Il avait toujours eu l’habitude de parler à ses chevaux. Ici, il parlait à tout ce qui se présentait, son travail, le bois, les outils.
Il profita de la lueur du feu pour couper une pige dans une planche de caisse. Le lendemain était un dimanche. Le premier qu’il passerait ici. Élodie lui avait demandé de venir à la messe et de rester jusqu’au lundi matin. Il avait dit : « J’essaierai. » Il savait que ceux du rang trois s’y rendraient. Il eut un ricanement.
— Au pas, derrière le barbu.
Il réfléchit un moment. Perdre une journée alors que la neige pouvait arriver, ce n’était pas raisonnable.
— En tout cas, j’irai pas avant de pouvoir enfermer mes vivres. Les ours me laisseraient rien.
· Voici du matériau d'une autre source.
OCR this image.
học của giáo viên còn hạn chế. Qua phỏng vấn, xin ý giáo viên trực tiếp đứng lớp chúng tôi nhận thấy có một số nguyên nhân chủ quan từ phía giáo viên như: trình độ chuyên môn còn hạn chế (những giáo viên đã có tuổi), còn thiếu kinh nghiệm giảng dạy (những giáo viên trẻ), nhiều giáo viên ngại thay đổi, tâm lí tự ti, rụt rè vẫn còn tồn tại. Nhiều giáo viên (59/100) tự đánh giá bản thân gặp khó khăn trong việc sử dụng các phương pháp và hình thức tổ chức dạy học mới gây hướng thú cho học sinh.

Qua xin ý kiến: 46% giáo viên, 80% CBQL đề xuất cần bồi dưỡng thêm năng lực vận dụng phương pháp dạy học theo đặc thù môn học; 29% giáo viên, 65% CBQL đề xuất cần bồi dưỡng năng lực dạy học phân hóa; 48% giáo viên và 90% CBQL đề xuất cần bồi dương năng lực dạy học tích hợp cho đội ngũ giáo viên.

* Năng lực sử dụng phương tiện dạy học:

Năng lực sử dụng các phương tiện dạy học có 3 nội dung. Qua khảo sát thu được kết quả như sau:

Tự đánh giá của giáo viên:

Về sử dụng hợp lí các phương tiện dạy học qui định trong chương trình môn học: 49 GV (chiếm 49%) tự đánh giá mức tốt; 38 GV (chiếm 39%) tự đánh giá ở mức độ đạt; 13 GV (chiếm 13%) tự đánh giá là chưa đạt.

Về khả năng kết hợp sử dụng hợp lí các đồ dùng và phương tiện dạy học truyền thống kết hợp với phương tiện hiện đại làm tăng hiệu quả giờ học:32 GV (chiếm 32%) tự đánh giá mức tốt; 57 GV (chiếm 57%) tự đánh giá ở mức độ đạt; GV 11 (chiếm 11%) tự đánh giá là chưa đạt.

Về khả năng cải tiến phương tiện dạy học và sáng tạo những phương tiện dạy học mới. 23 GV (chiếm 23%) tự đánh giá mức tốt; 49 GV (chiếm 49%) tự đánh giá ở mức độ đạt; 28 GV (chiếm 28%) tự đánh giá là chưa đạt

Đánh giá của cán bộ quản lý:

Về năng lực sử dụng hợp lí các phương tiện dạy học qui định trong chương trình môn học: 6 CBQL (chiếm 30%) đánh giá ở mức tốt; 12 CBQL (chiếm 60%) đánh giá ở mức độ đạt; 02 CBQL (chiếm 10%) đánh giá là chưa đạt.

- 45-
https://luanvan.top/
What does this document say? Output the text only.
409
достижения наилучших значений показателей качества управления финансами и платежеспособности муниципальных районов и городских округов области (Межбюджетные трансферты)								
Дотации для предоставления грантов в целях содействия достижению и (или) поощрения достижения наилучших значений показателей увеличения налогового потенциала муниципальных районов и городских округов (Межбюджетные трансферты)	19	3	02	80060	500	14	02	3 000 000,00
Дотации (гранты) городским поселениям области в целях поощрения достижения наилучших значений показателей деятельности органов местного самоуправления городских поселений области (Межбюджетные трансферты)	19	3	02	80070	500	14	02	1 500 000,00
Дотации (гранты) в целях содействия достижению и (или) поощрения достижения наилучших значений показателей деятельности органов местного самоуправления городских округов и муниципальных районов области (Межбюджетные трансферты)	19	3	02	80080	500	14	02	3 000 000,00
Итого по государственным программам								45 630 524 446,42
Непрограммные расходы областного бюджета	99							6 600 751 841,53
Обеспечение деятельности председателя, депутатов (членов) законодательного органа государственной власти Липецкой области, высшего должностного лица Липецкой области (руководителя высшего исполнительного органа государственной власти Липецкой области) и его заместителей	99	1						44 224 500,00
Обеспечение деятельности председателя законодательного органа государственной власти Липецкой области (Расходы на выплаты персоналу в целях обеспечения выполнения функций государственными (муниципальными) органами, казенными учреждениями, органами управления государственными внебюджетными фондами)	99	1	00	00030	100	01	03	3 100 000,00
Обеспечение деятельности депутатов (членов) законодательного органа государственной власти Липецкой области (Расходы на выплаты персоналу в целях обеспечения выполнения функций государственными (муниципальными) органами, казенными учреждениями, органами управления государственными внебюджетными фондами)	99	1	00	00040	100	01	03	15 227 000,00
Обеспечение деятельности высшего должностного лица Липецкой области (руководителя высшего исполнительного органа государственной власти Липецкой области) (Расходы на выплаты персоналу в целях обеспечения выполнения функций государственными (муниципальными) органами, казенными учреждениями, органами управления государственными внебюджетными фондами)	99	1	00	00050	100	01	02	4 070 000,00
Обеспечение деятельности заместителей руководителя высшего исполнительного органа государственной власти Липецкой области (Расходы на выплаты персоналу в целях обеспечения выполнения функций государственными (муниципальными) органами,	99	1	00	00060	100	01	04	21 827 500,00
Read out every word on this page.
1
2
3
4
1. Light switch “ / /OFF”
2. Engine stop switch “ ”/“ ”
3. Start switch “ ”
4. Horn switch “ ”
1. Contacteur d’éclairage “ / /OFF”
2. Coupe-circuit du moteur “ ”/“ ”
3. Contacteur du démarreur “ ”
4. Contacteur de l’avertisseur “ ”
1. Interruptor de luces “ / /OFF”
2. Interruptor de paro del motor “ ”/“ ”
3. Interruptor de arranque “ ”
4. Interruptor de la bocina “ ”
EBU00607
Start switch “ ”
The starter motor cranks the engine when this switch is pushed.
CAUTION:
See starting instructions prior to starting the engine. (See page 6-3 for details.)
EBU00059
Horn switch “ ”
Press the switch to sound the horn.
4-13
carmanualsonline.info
Dès l’aube du lundi, il monta une sorte de fort chevalet qu’il assembla avec des crosses. Là-dessus, il serait à l’aise pour débiter de longueur et pratiquer ses coches d’assemblage. Le travail à la scie était long et monotone. Pour varier un peu, Cyrille alternait le débit et la taille des encoches. Tenant sa pige de quinze pouces contre la bille de sa main gauche, il faisait courir sa lame au ras du bois. Une fois la bille entaillée sur le quart de son épaisseur, il reportait deux fois sa pige et recommençait. Ensuite, à la petite hache, il faisait sauter le bois entre les deux entailles et finissait proprement le travail avec un large ciseau. L’après-midi était déjà bien avancé, il achevait une entaille lorsqu’il eut un sursaut.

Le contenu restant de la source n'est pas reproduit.